Adapun lokasi ditemukannya bangkai gajah ini adalah kawasan
hutan produksi yang berada dalam ekosistem Bukit Tigapuluh yang
dulunya merupakan kawasan konsesi perusahaan HPH PT. Dalek Hutani
Esa yang telah dikuasai oleh masyarakat. Balai Konservasi Sumber Daya
Alam Jambi bekerja sama dengan pihak kepolisian setempat telah
melakukan operasi untuk mengeluarkan warga yang menempati kawasan
hutan produksi disekitar kawasan TNBT. Terkait dengan kematian gajah
telah ditetapkan 4 orang tersangka yaitu 4 pekerja lahan yang terjaring
operasi serta orang yang mendanai mereka.
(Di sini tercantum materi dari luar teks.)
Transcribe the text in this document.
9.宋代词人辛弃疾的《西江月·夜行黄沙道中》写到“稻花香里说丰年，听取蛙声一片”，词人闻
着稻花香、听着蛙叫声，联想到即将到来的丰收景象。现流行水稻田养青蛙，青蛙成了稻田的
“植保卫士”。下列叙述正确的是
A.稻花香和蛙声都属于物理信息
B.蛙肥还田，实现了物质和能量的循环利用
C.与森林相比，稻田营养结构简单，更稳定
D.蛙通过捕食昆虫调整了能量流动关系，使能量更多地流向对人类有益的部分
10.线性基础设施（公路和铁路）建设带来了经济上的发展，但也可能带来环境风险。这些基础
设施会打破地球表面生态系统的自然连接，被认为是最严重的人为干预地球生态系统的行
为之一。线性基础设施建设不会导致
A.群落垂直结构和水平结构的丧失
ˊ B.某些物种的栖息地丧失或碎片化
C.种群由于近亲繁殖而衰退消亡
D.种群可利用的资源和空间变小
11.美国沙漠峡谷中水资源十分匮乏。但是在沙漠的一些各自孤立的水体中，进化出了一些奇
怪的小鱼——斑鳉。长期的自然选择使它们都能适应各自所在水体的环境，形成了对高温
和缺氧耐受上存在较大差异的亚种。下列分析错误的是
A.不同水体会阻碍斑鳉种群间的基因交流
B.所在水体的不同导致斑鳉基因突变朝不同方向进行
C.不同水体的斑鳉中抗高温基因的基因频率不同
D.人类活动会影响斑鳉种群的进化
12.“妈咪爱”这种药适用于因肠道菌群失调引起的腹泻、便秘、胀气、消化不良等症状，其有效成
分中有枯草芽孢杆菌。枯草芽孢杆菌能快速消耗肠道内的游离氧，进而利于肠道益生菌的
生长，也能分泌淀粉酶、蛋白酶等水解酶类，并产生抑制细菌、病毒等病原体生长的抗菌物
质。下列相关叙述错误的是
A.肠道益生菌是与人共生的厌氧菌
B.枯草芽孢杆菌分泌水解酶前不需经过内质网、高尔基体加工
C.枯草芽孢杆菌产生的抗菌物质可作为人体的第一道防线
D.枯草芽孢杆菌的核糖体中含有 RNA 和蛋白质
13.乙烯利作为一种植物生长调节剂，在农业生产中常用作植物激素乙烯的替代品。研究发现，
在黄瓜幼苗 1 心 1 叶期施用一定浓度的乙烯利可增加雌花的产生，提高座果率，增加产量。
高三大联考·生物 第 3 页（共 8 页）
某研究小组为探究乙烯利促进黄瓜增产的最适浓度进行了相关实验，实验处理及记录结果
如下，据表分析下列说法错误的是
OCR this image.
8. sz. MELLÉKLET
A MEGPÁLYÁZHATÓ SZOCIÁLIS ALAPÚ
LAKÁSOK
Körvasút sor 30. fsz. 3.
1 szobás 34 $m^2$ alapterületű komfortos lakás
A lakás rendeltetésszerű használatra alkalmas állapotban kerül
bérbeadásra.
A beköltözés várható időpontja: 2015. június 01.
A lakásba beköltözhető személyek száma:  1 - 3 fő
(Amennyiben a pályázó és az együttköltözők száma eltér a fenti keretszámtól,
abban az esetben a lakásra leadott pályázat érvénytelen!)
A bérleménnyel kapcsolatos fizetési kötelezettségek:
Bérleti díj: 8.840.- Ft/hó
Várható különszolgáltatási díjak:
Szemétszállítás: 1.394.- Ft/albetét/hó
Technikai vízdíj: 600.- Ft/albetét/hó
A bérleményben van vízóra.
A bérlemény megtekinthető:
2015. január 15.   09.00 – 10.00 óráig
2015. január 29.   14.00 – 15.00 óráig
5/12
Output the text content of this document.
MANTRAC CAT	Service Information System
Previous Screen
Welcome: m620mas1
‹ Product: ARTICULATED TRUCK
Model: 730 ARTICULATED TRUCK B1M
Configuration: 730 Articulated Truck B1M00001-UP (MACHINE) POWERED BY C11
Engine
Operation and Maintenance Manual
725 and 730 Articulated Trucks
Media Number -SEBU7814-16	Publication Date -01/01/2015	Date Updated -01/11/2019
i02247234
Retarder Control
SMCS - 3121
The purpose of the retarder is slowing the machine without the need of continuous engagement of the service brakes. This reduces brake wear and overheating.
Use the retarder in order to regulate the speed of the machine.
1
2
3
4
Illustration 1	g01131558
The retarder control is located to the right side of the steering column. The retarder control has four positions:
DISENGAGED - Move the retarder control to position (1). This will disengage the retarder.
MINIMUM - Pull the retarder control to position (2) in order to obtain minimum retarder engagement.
Merujuk pada data yang dimiliki KKI Warsi saat ini di Jambi
setidaknya terdapat 329.000 hektar kawasan hutan produksi yang telah
tidak aktif atau telah habis izin pemanfataannya seperti kawasan konsesi
PT. Dalek Hutani Esa. Dengan status kawasan yang tidak jelas banyak
pihak yang ingin menguasai kawasan tersebut. Banyak orang yang
mengklaim bahwa kawasan tersebut adalah milik mereka dan menjualnya
pada orang lain. Pola pembukaan lahannya pun terorganisir dan didalangi
oleh para pemodal besar atau bahkan oleh perusahaan yang
mengatasnamakan atau menggunakan jasa warga disekitar kawasan.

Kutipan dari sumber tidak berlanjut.